The Chameleon Effect in the Jordan Frame of the Brans--Dicke Theory

TL;DR

This paper explores the chameleon effect in different conformal frames of the Brans--Dicke theory, highlighting the challenges in reconciling local and cosmological bounds and showing conditions under which it reduces to general relativity with a cosmological constant.

Contribution

It provides a detailed analysis of the chameleon effect in Jordan and string frames of Brans--Dicke theory, extending the understanding beyond the Einstein frame and examining cosmological implications.

Findings

Local and cosmological bounds are difficult to reconcile with a single chameleon potential.

Brans--Dicke theory can effectively become general relativity with a cosmological constant in regions with constant matter density.

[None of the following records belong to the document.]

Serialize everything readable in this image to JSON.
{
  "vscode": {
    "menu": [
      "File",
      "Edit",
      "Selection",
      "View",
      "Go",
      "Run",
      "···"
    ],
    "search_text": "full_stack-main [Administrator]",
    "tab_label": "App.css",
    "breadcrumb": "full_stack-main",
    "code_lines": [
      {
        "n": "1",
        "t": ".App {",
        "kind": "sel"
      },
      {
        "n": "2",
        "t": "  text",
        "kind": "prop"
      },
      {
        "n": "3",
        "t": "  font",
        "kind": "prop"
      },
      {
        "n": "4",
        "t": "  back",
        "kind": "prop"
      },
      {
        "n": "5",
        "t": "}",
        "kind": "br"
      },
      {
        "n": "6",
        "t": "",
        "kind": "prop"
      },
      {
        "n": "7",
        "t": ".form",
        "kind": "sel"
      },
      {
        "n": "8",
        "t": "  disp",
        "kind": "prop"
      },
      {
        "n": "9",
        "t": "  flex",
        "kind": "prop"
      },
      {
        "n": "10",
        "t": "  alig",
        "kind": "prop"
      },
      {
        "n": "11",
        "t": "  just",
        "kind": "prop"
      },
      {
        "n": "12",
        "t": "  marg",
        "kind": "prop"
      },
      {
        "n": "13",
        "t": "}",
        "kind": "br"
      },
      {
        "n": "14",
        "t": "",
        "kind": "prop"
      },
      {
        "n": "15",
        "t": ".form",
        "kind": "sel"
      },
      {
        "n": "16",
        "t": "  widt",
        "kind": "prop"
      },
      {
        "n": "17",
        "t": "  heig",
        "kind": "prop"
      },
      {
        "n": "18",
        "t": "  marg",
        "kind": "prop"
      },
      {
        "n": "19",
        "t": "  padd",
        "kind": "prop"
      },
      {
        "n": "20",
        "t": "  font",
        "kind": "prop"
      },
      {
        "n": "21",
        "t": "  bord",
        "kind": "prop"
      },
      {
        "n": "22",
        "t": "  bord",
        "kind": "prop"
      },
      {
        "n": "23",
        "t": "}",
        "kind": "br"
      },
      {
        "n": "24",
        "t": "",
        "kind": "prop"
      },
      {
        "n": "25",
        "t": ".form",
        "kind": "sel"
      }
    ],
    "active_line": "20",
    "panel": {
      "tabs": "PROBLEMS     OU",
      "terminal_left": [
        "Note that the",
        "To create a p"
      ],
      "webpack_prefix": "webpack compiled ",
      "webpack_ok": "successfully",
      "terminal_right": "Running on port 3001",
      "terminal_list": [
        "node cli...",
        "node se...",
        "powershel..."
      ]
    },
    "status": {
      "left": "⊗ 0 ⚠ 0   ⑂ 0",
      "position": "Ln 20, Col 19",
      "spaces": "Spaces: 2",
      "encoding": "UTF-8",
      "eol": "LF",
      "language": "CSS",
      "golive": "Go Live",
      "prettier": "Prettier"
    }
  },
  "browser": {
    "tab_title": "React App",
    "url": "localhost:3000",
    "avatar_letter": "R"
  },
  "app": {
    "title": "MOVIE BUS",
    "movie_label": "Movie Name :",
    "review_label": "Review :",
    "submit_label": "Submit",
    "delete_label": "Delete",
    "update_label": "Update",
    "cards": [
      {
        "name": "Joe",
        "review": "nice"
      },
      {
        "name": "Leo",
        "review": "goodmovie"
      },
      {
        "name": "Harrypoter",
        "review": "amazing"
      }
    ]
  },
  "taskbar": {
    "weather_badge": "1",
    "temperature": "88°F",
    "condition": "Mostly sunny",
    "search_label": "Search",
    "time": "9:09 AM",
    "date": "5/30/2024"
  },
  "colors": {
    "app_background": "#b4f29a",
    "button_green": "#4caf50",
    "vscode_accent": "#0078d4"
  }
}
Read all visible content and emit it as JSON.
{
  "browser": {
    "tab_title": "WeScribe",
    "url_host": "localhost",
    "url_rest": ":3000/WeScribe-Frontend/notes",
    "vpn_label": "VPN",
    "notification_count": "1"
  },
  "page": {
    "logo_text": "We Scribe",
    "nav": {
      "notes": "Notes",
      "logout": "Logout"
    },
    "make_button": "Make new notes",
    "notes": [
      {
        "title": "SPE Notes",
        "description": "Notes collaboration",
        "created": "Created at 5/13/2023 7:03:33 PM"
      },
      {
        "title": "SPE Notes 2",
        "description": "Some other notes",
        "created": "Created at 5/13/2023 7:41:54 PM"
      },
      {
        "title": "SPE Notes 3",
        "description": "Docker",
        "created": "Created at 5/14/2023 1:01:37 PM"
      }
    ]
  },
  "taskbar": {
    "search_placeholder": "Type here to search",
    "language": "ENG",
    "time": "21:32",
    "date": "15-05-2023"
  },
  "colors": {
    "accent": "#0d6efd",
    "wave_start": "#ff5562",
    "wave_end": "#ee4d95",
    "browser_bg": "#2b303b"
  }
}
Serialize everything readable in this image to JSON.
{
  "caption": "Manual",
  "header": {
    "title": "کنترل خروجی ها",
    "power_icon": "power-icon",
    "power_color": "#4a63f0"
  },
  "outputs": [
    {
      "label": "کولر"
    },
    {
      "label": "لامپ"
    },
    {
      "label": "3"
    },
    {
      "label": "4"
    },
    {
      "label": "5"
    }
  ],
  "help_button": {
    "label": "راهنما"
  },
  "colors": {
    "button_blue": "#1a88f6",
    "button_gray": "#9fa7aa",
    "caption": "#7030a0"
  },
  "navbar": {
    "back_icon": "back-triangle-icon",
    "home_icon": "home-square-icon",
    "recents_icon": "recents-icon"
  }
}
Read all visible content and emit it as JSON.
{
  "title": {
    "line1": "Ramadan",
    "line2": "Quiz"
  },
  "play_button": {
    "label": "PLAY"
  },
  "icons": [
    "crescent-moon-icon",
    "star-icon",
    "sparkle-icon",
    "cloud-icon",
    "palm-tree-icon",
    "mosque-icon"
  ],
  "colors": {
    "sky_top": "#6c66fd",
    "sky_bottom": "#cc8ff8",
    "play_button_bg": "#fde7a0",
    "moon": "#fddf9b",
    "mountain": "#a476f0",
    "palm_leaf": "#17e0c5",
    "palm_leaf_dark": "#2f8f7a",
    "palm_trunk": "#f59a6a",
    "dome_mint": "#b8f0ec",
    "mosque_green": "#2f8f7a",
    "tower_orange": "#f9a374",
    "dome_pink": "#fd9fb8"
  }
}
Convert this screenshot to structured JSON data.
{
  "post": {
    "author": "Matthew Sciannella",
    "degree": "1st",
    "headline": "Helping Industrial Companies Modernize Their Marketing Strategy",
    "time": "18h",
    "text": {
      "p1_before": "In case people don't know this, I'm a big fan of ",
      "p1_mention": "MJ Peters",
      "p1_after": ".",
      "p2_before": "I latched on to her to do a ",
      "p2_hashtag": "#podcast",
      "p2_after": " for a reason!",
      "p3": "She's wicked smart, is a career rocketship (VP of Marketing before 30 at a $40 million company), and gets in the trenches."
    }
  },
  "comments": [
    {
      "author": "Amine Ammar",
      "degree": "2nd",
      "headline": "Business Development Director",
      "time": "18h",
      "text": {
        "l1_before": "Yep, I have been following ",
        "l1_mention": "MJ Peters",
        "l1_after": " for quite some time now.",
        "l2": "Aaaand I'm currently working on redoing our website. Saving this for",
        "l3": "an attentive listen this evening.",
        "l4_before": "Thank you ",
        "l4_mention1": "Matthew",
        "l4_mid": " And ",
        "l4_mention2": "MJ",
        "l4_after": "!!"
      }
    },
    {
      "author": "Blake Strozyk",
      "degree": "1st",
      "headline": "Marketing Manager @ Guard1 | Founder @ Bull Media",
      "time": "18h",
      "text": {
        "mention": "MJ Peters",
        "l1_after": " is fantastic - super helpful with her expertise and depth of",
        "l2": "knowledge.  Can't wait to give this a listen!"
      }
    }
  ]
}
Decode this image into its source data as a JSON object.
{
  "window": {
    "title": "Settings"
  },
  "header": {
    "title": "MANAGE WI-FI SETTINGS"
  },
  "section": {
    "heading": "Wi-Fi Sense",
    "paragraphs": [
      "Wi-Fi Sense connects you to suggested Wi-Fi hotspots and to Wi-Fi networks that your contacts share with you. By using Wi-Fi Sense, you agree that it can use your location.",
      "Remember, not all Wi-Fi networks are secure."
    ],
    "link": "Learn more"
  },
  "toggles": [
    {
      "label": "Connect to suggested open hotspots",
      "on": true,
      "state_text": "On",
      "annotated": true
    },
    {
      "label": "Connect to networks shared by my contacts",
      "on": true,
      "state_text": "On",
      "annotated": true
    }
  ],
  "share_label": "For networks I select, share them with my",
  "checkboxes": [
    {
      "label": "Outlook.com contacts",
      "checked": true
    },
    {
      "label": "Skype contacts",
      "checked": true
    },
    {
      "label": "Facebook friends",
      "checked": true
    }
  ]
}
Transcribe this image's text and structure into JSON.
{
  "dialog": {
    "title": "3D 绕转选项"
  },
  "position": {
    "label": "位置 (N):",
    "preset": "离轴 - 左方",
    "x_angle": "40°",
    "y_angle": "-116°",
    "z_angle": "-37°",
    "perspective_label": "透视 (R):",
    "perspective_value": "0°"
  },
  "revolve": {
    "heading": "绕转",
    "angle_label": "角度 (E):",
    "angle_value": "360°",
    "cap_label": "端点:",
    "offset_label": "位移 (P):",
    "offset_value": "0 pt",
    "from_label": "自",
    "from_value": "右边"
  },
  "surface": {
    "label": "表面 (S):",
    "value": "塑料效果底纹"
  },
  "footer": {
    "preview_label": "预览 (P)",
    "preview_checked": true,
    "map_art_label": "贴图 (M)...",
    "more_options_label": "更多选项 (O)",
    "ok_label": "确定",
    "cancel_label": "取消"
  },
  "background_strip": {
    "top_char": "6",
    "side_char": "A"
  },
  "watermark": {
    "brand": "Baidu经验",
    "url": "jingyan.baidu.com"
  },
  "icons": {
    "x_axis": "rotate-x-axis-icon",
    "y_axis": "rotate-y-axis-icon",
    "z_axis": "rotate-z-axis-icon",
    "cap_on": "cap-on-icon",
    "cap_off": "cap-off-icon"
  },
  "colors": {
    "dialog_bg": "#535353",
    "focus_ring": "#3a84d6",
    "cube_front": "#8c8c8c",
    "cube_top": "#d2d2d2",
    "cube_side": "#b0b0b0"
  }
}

De Sitter--general relativity is a global attractor only for quadratic or asymptotically quadratic potentials.

Abstract

In this paper we investigate the chameleon effect in the different conformal frames of the Brans--Dicke theory. Given that, in the standard literature on the subject, the chameleon is described in the Einstein frame almost exclusively, here we pay special attention to the description of this effect in the Jordan and in the string frames. It is shown that, in general, terrestrial and solar system bounds on the mass of the BD scalar field, and bounds of cosmological origin, are difficult to reconcile at once through a single chameleon potential. We point out that, in a cosmological context, provided that the effective chameleon potential has a minimum within a region of constant density of matter, the Brans--Dicke theory transmutes into general relativity with a cosmological constant, in that region. This result, however, can be only locally valid. In cosmological settings de Sitter--general relativity is a global attractor of the Brans--Dicke theory only for the quadratic potential $V(\phi)=M^2\phi^2$, or for potentials that asymptote to $M^2\phi^2$.